Yolsuzluklar sadece CHP veya MHP veya BDP belediyelerinde mi yaşanıyor?
Öyle değil mi? Hemen hergün bir baskın haberi alıyoruz. Hepsini alt alta sıraladığımız zaman, ne görüyoruz? Hemen tamamı muhalefet belediyeleri. Ak Parti belediyeleri tertemiz.
Allah Allah, bu işin içinde bir gariplik yok mu?
Ak Partili belediye başkanları Avrupa'dan mı ithal ediliyor? Farklı insanlardan mı oluşuyor? Onlar da bizim topraklarımızdan çıkan kişiler.

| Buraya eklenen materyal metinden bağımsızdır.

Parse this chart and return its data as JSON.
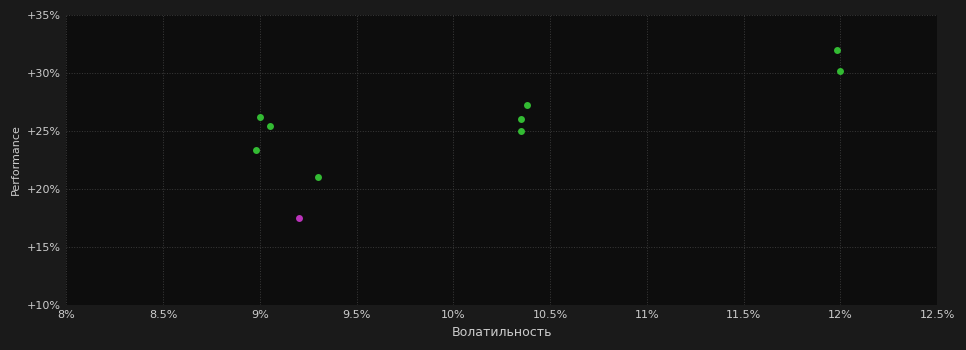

Pirü pak, tüm hesapları açık ve karışık hiçbir iş yapmıyorlar. Hiçbir ihaleye fesat girmiyor, hiçbir ihale yakın gördüklerine verilmiyor...
Bilemiyorum, belki de öyledir!
Yoksa polis, başını derde sokmamak için mi muhalefet belediyelerini tercih ediyor?
Ben bu karmaşanın içinden çıkamadım.
Siz ne dersiniz?
SURİYE GÖRÜNTÜLERİ BENİ KUŞKULANDIRMAYA BAŞLADI...
Uzunca bir süredir, Suriye'de yaşananlarla ilgili görüntüleri izliyorum. Bunların hemen hemen tamamı muhalefet kaynakları tarafından servis ediliyor. Kanlı çatışmalar, halka ateş açan askerler, yoldan geçerken vurulan gençlerin görüntüleri hepimizin tüylerini diken diken ediyor.
Bu filmler cep telefonlarıyla çekilmiş, flu ve kötü kalitede, ancak içinden çıkanlar bütün dünyayı Esad rejimine karşı ayaklandırmaya yetiyor. Esad ise, tam aksini iddia ediyor ve olayların büyük bölümünün gerçekleri yansıtmadığını ileri sürüyor.
Suriye'de hiçbir şey olmadığı iddia edilmiyor. Ancak bu görüntülerin çok abartılı bir resim yansıttığı konusundaki kuşkularım da giderek artıyor. Ortada bir oyun oynanıyor da kimin hangi rolü üstlendiğini henüz tam olarak algılayamıyoruz.